Is it possible to have a curried function where you take the first two parameters A and B and then somehow convert them into a tuple and then return a value C?

Sort of, but here I think is where you’ve gotten mixed up—at this point the result of the function returned by f must be of type c, and the only way we can obtain a c is by applying g :: a -> b -> c to x :: a and y :: b. This is because a, b, and c are polymorphic type variables: the caller specifies them, and we know nothing about them within f.

f = \ g -> \ (x, y) -> g x y

-- with some syntactic sugar:

f g = \ (x, y) -> g x y

f g (x, y) = g x y

-- example usage:

> f (+) (1, 2)
3

So f is exactly uncurry, which transforms a curried function to an uncurried one.

Answer 2

(A∧B) is the tuple (A,B) when converted to a type

This is correct.
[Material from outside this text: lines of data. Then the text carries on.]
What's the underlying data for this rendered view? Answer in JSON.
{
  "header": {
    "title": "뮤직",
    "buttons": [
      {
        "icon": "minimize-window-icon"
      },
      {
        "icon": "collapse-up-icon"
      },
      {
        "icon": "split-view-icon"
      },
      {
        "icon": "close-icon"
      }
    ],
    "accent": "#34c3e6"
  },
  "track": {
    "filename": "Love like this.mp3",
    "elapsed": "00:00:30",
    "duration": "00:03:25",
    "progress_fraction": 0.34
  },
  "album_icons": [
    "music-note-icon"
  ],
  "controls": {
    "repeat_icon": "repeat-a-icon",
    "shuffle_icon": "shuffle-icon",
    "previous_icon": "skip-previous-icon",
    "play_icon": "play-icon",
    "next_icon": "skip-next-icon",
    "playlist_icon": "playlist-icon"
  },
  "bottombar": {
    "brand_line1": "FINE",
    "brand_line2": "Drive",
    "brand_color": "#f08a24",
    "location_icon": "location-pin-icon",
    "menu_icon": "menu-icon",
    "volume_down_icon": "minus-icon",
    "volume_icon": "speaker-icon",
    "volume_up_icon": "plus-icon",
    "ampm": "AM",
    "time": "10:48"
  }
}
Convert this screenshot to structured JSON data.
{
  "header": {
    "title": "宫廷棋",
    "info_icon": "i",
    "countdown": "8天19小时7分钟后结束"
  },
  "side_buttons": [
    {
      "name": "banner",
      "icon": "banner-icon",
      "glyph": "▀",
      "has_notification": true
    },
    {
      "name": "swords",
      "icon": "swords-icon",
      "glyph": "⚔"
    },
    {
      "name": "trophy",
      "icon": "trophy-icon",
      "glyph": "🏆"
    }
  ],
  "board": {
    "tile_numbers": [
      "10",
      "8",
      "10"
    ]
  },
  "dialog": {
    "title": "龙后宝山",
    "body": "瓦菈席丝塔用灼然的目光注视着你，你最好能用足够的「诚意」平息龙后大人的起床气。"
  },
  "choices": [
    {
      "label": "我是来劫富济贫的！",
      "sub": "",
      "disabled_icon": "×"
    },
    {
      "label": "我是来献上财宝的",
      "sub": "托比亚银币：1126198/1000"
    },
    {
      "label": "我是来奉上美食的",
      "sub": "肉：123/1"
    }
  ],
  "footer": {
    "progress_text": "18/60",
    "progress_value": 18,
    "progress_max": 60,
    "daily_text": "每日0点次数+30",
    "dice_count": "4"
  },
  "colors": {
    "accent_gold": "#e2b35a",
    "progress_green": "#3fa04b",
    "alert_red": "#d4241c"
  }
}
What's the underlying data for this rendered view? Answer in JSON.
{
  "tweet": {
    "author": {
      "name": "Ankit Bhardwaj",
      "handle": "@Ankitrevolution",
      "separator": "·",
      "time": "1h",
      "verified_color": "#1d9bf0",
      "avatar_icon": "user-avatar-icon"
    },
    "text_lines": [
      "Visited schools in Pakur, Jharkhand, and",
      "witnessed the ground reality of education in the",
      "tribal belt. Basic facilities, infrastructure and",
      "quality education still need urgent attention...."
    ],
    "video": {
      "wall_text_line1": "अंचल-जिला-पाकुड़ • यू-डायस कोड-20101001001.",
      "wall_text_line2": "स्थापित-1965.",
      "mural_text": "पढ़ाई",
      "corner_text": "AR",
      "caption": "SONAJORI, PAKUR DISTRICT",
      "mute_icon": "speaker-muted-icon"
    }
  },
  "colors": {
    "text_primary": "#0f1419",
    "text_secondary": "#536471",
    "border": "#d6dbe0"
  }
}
But that doesn't make (A→(B→C))→((A∧B)→C) a “function that creates a tuple of the two given A values and B values”. Such a function would be A→B→(A∧B).

in Haskell, all functions are considered curried

No, that's not quite right. The language itself doesn't define how functions with multiple arguments are expressed. It doesn't have a concept of multiple-argument functions. It's a matter of convention whether to choose to express multiple-argument functions by passing one argument at a time (curried) or by passing tuples (uncurried). These conventions have serious implications on library and compiler design, but from the perspective of the language itself, the choice of currying or not is indifferent.

The computational interpretation of A→(B→C) is a function that takes one argument and returns a function that takes a second argument, i.e. that takes two arguments in curried form. The computational interpretation of (A∧B)→C is a function that takes one argument which is a pair, i.e. that takes two arguments in uncurried form. Therefore the computational interpretation of (A→(B→C))→((A∧B)→C) is a function that transforms a function in curried from into a function in uncurried form.